You’ve got an int array where everything is in pairs—except for two weirdos. Quick fix? You could summon a HashMap and count like it’s tax season, but you’d double your space and probably your regrets. Enter XOR: the ancient ninja move that cancels out doubles without a single memory leak.

// Brute-force HashMap, but why?
Map<Integer, Integer> count = new HashMap<>();
for (int num : nums) {
    count.put(num, count.getOrDefault(num, 0) + 1);
}
// Return all with count == 1
 // XOR-power version (O(n) time, O(1) space):
int xor = 0;
for (int n : nums) xor ^= n;
int mask = xor & -xor;
int a = 0;
for (int n : nums) if ((n & mask) != 0) a ^= n;
int b = xor ^ a; // voilà, your pair of loners!

🧠 How Devs Usually Mess This Up

If you’re like most devs staring at deadline o’clock, you reach for your trusty hashmap, count all the things, and call it a day. Too bad that wastes memory (and possibly your soul). Even funnier, some assume XOR only unearths a single odd number, and then get confused when it spits out nonsense.
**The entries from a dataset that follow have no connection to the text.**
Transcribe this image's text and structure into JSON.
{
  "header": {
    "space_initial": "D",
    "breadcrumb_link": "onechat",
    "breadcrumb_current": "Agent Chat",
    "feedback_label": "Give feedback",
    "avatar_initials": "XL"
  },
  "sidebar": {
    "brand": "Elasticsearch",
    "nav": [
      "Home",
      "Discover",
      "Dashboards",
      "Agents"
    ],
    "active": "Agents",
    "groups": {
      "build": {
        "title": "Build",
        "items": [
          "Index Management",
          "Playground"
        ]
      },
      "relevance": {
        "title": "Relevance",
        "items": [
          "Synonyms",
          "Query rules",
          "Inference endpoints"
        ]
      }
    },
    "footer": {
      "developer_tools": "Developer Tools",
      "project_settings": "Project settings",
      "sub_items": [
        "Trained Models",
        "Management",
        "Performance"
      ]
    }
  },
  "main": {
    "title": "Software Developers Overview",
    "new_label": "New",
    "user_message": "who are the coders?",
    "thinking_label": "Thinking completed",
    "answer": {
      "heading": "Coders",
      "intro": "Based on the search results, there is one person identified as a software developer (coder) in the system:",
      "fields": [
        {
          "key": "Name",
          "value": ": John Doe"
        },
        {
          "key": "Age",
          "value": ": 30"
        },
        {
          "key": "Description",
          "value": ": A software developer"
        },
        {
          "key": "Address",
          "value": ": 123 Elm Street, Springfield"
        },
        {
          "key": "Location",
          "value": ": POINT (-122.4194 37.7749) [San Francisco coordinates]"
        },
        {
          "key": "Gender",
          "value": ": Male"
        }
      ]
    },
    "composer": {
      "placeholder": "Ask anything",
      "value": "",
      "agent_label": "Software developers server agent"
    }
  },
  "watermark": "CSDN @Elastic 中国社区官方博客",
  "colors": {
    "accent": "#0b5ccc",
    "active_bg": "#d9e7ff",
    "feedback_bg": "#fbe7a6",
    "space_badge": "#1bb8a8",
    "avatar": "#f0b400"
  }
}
Others trip over which bit to partition on and spend an hour debugging their “genius idea” that never worked.

🔍 What’s Actually Going On

XOR is basically your nerdy bouncer: a ^ a = 0, so anything doubled gets zeroed out—leaving only the two unpaired party crashers. Here’s the spicy bit: xorAll = x ^ y, the XOR of our two outliers. If you find a bit where they differ, you can split the whole array into two squads and run XOR in each group: duplicates cancel, and each group reveals a unique. Think of it as a sock drawer where everyone’s got a twin except for two rebels, one with a hole, the other neon pink.

🛠️ PseudoCode

• XOR every number together.
  

  int xor = 0;
  for (int n : nums) xor ^= n;

  This gives you x ^ y—the combo of your oddballs.
• Find a set bit (anywhere x and y differ):
  

  int mask = xor & -xor;

  This magic picks out the rightmost ‘1’ bit.
• XOR all numbers where this bit is set.
  

  int a = 0;
  for (int n : nums)
      if ((n & mask) != 0) a ^= n;

  Now a is one of your lonely numbers.
• Recover the second one.
  

  int b = xor ^ a;

💻 The Code

public int[] singleNumber(int[] nums) {
    int xor = 0;
    for (int n : nums) xor ^= n;
    int mask = xor & -xor;
    int a = 0;
    for (int n : nums) if ((n & mask) != 0) a ^= n;
    int b = xor ^ a;
    return new int[]{a, b};
}

⚠️ Pitfalls, Traps & Runtime Smacks

• Picking bits at random? Don’t. Use xor & -xor to grab the lowest differing bit. Anything else is roulette.
• Negative numbers? Java’s bit magic doesn’t care. Your negatives play nice here.
• Return order isn’t sacred. [a, b] or [b, a]—both are fine unless your interviewer is weirdly specific.
• Time/Space: Two lightning-fast passes, O(n) time, O(1) space. Even your smartwatch could run this.

🧠 Interviewer Brain-Tattoo

“Why use a sledgehammer HashMap when a precision XOR laser can do the job? Go bitwise, or go home.”